Les ONG Public Eye et Unearthed viennent de publier un rapport révélant que l’Union européenne a exporté en 2024 près de 122 000 tonnes de 75 pesticides interdits sur son territoire, soit une hausse de 50 % par rapport à 2018. Les destinataires principaux sont les pays pauvres où les risques pour la santé et l’environnement sont les plus élevés. Championne de ces exportations mortifères : la firme allemande BASF, le plus grand groupe chimique du monde, qui emploie plus de 120 000 personnes sur les cinq continents. Il a vu l’an dernier son bénéfice net multiplié par six. Exporter des poisons, ça rapporte…

Des militantes féministes et une dizaine de personnalités souhaitent ériger un monument dédié aux dizaines de milliers de femmes décédées, souvent dans des conditions atroces, des suites d’un avortement clandestin avant la légalisation, en 1975, de l’IVG par la la loi Veil. Baptisé « Aux avortées inconnues », ce projet, que ses initiatrices souhaitent voir implanté à Paris, sera officiellement présenté dimanche 28 septembre à la Maison de la Poésie à l’occasion de Journée internationale du droit à l’avortement. « Il s’agit de rendre hommage à toutes ces femmes qui se battaient pour leur liberté et pour vivre leur vie », a expliqué la cinéaste Mariana Otero, fille de la peintre Clotilde Vautier morte en 1968 à la suite d’un avortement clandestin. Au-delà de l’hommage en lui-même, le projet, qui sera associé à un site internet, se veut également la porte d’entrée à une collecte d’informations sur le profil des victimes et plus largement sur ce « trou noir de l’Histoire ». Combien de femmes sont décédées entre le vote de la loi de 1920 – qui interdisait l’avortement et le considérait comme un crime – et son abolition cinquante-cinq ans plus tard ? Nul ne le sait, car les décès liés à l’avortement étaient déclarés sous d’autres noms, par exemple péritonite ou complications gynécologiques, mais on les estime à plusieurs milliers par an. Il est plus que temps de rendre hommage à ces victimes du machisme, de la bigoterie et de la bêtise.
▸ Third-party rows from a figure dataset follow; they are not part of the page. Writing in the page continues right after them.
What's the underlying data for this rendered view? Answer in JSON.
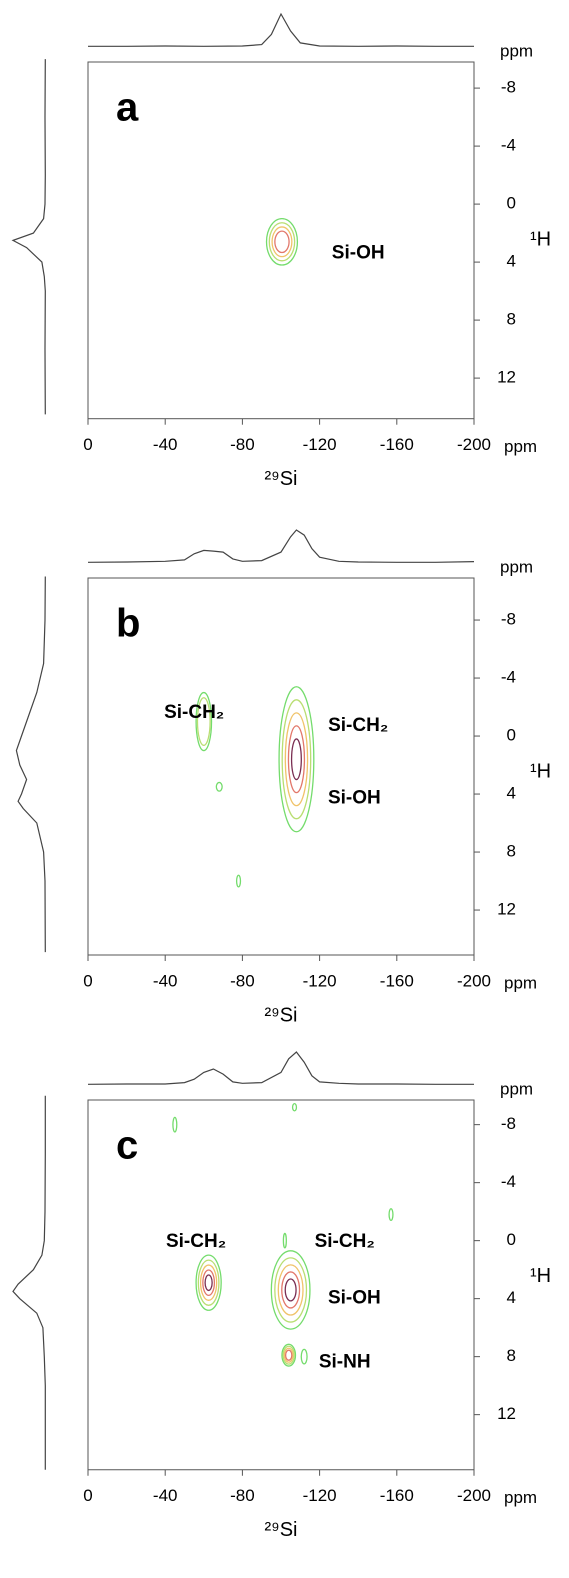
{
  "chart_data": [
    {
      "type": "contour",
      "panel_label": "a",
      "xlabel": "²⁹Si",
      "ylabel": "¹H",
      "x_unit": "ppm",
      "y_unit": "ppm",
      "xlim": [
        0,
        -200
      ],
      "ylim": [
        -9.8,
        14.8
      ],
      "xticks": [
        0,
        -40,
        -80,
        -120,
        -160,
        -200
      ],
      "yticks": [
        -8,
        -4,
        0,
        4,
        8,
        12
      ],
      "contour_colors": [
        "#74dc6c",
        "#b9de72",
        "#f0c36a",
        "#e2776a",
        "#7a2e52"
      ],
      "peaks": [
        {
          "x": -100.5,
          "y": 2.6,
          "wx": 16,
          "wy": 3.2,
          "levels": 4
        }
      ],
      "annotations": [
        {
          "text": "Si-OH",
          "x": -140,
          "y": 3.4
        }
      ],
      "x_projection": {
        "x": [
          0,
          -20,
          -40,
          -60,
          -80,
          -90,
          -95,
          -100,
          -105,
          -110,
          -120,
          -140,
          -160,
          -180,
          -200
        ],
        "values": [
          5,
          5,
          6,
          5,
          6,
          10,
          40,
          100,
          50,
          15,
          6,
          5,
          6,
          5,
          5
        ]
      },
      "y_projection": {
        "y": [
          -10,
          -6,
          -2,
          0,
          1,
          2,
          2.5,
          3,
          4,
          5,
          6,
          10,
          14.5
        ],
        "values": [
          5,
          6,
          5,
          6,
          10,
          40,
          100,
          60,
          15,
          8,
          5,
          6,
          5
        ]
      }
    },
    {
      "type": "contour",
      "panel_label": "b",
      "xlabel": "²⁹Si",
      "ylabel": "¹H",
      "x_unit": "ppm",
      "y_unit": "ppm",
      "xlim": [
        0,
        -200
      ],
      "ylim": [
        -10.9,
        15.1
      ],
      "xticks": [
        0,
        -40,
        -80,
        -120,
        -160,
        -200
      ],
      "yticks": [
        -8,
        -4,
        0,
        4,
        8,
        12
      ],
      "contour_colors": [
        "#74dc6c",
        "#b9de72",
        "#f0c36a",
        "#e2776a",
        "#7a2e52"
      ],
      "peaks": [
        {
          "x": -108,
          "y": 1.6,
          "wx": 18,
          "wy": 10,
          "levels": 5
        },
        {
          "x": -60,
          "y": -1,
          "wx": 8,
          "wy": 4,
          "levels": 2
        },
        {
          "x": -68,
          "y": 3.5,
          "wx": 3,
          "wy": 0.6,
          "levels": 1
        },
        {
          "x": -78,
          "y": 10,
          "wx": 2,
          "wy": 0.8,
          "levels": 1
        }
      ],
      "annotations": [
        {
          "text": "Si-CH₂",
          "x": -55,
          "y": -1.6
        },
        {
          "text": "Si-CH₂",
          "x": -140,
          "y": -0.7
        },
        {
          "text": "Si-OH",
          "x": -138,
          "y": 4.3
        }
      ],
      "x_projection": {
        "x": [
          0,
          -20,
          -40,
          -50,
          -55,
          -60,
          -65,
          -70,
          -75,
          -80,
          -90,
          -100,
          -105,
          -108,
          -112,
          -116,
          -120,
          -130,
          -140,
          -160,
          -180,
          -200
        ],
        "values": [
          5,
          6,
          8,
          12,
          30,
          40,
          38,
          35,
          15,
          8,
          10,
          35,
          80,
          100,
          85,
          45,
          20,
          8,
          6,
          5,
          5,
          7
        ]
      },
      "y_projection": {
        "y": [
          -11,
          -8,
          -5,
          -3,
          -1,
          0,
          1,
          2,
          3,
          4,
          4.5,
          5,
          6,
          8,
          10,
          14.9
        ],
        "values": [
          5,
          6,
          10,
          30,
          60,
          75,
          90,
          80,
          60,
          75,
          85,
          70,
          30,
          10,
          6,
          5
        ]
      }
    },
    {
      "type": "contour",
      "panel_label": "c",
      "xlabel": "²⁹Si",
      "ylabel": "¹H",
      "x_unit": "ppm",
      "y_unit": "ppm",
      "xlim": [
        0,
        -200
      ],
      "ylim": [
        -9.7,
        15.8
      ],
      "xticks": [
        0,
        -40,
        -80,
        -120,
        -160,
        -200
      ],
      "yticks": [
        -8,
        -4,
        0,
        4,
        8,
        12
      ],
      "contour_colors": [
        "#74dc6c",
        "#b9de72",
        "#f0c36a",
        "#e2776a",
        "#7a2e52"
      ],
      "peaks": [
        {
          "x": -62.5,
          "y": 2.9,
          "wx": 13,
          "wy": 3.8,
          "levels": 5
        },
        {
          "x": -105,
          "y": 3.4,
          "wx": 20,
          "wy": 5.4,
          "levels": 5
        },
        {
          "x": -104,
          "y": 7.9,
          "wx": 7,
          "wy": 1.5,
          "levels": 4
        },
        {
          "x": -112,
          "y": 8,
          "wx": 3,
          "wy": 1,
          "levels": 1
        },
        {
          "x": -45,
          "y": -8,
          "wx": 2,
          "wy": 1,
          "levels": 1
        },
        {
          "x": -107,
          "y": -9.2,
          "wx": 2,
          "wy": 0.5,
          "levels": 1
        },
        {
          "x": -157,
          "y": -1.8,
          "wx": 2,
          "wy": 0.8,
          "levels": 1
        },
        {
          "x": -102,
          "y": 0,
          "wx": 1.5,
          "wy": 1,
          "levels": 1
        }
      ],
      "annotations": [
        {
          "text": "Si-CH₂",
          "x": -56,
          "y": 0.1
        },
        {
          "text": "Si-CH₂",
          "x": -133,
          "y": 0.1
        },
        {
          "text": "Si-OH",
          "x": -138,
          "y": 4
        },
        {
          "text": "Si-NH",
          "x": -133,
          "y": 8.4
        }
      ],
      "x_projection": {
        "x": [
          0,
          -20,
          -40,
          -50,
          -55,
          -60,
          -65,
          -70,
          -75,
          -80,
          -90,
          -100,
          -104,
          -108,
          -112,
          -116,
          -120,
          -130,
          -140,
          -160,
          -180,
          -200
        ],
        "values": [
          5,
          6,
          6,
          10,
          20,
          40,
          50,
          35,
          12,
          8,
          10,
          40,
          80,
          100,
          70,
          30,
          12,
          8,
          6,
          6,
          5,
          5
        ]
      },
      "y_projection": {
        "y": [
          -10,
          -6,
          -2,
          0,
          1,
          2,
          3,
          3.5,
          4,
          5,
          6,
          8,
          10,
          15.8
        ],
        "values": [
          5,
          5,
          6,
          8,
          15,
          40,
          85,
          100,
          80,
          30,
          12,
          8,
          5,
          5
        ]
      }
    }
  ]
}
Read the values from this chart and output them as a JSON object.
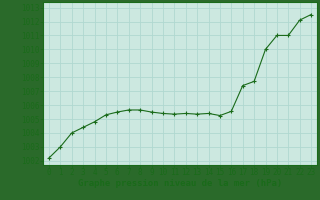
{
  "x": [
    0,
    1,
    2,
    3,
    4,
    5,
    6,
    7,
    8,
    9,
    10,
    11,
    12,
    13,
    14,
    15,
    16,
    17,
    18,
    19,
    20,
    21,
    22,
    23
  ],
  "y": [
    1002.2,
    1003.0,
    1004.0,
    1004.4,
    1004.8,
    1005.3,
    1005.5,
    1005.65,
    1005.65,
    1005.5,
    1005.4,
    1005.35,
    1005.4,
    1005.35,
    1005.4,
    1005.25,
    1005.55,
    1007.4,
    1007.7,
    1010.0,
    1011.0,
    1011.0,
    1012.1,
    1012.5
  ],
  "line_color": "#1a6b1a",
  "marker_color": "#1a6b1a",
  "bg_color": "#cce8e0",
  "grid_color": "#b0d8d0",
  "ylabel_ticks": [
    1002,
    1003,
    1004,
    1005,
    1006,
    1007,
    1008,
    1009,
    1010,
    1011,
    1012,
    1013
  ],
  "xlabel": "Graphe pression niveau de la mer (hPa)",
  "xlabel_color": "#1a6b1a",
  "ylim": [
    1001.7,
    1013.4
  ],
  "xlim": [
    -0.5,
    23.5
  ],
  "tick_label_color": "#1a6b1a",
  "font_size_xlabel": 6.5,
  "font_size_ticks": 5.5,
  "outer_bg": "#2a6a2a",
  "spine_color": "#1a6b1a"
}
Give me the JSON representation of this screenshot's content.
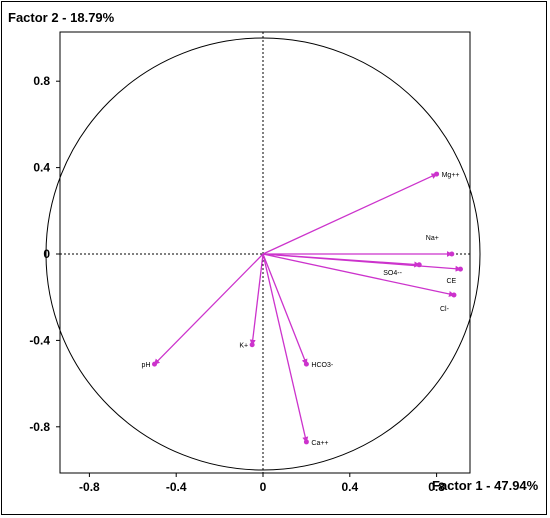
{
  "chart_data": {
    "type": "scatter",
    "subtype": "pca-correlation-circle",
    "xlabel": "Factor 1 - 47.94%",
    "ylabel": "Factor 2 - 18.79%",
    "xlim": [
      -1.0,
      1.0
    ],
    "ylim": [
      -1.0,
      1.0
    ],
    "x_ticks": [
      "-0.8",
      "-0.4",
      "0",
      "0.4",
      "0.8"
    ],
    "y_ticks": [
      "0.8",
      "0.4",
      "0",
      "-0.4",
      "-0.8"
    ],
    "unit_circle": true,
    "zero_lines": "dotted",
    "vector_color": "#cc33cc",
    "variables": [
      {
        "name": "Mg++",
        "x": 0.8,
        "y": 0.37
      },
      {
        "name": "Na+",
        "x": 0.87,
        "y": 0.0
      },
      {
        "name": "SO4--",
        "x": 0.72,
        "y": -0.05
      },
      {
        "name": "CE",
        "x": 0.91,
        "y": -0.07
      },
      {
        "name": "Cl-",
        "x": 0.88,
        "y": -0.19
      },
      {
        "name": "K+",
        "x": -0.05,
        "y": -0.42
      },
      {
        "name": "pH",
        "x": -0.5,
        "y": -0.51
      },
      {
        "name": "HCO3-",
        "x": 0.2,
        "y": -0.51
      },
      {
        "name": "Ca++",
        "x": 0.2,
        "y": -0.87
      }
    ]
  }
}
La reconnaissance de la Palestine par Emmanuel Macron à l’ONU a provoqué des réactions diverses et variées dans la classe politique. Les macronistes, et Olivier Faure pour le Parti socialiste, l’ont qualifiée un peu vite d’ « historique », alors qu’avant Paris plus de 140 pays l’avaient déjà reconnue depuis sa proclamation par Yasser Arafat en… 1988. Mieux vaut tard… À gauche Roussel, pour le PCF, et Mélenchon, pour la France insoumise, parlent de « victoire » mais ne s’attardent pas sur ce que ce geste va concrètement apporter aux Palestiniens. Et tous de défendre la solution à deux États qui, même si elle se réalisait (ce qui est hautement improbable) ferait de l’État palestinien une espèce de bantoustan d’Israël. À droite et à l’extrême droite, on s’aligne sur Netanyahou en affirmant que cette reconnaissance favorisera le Hamas. Tout en nuance. En fait le geste tardif de Macron et de ses compères européens, qui ne s’accompagne d’aucune sanction à l’égard de l’État sioniste, ne changera rien à la situation du peuple palestinien qui ne peut compter pour survivre que sur sa lutte et la solidarité de la classe ouvrière internationale.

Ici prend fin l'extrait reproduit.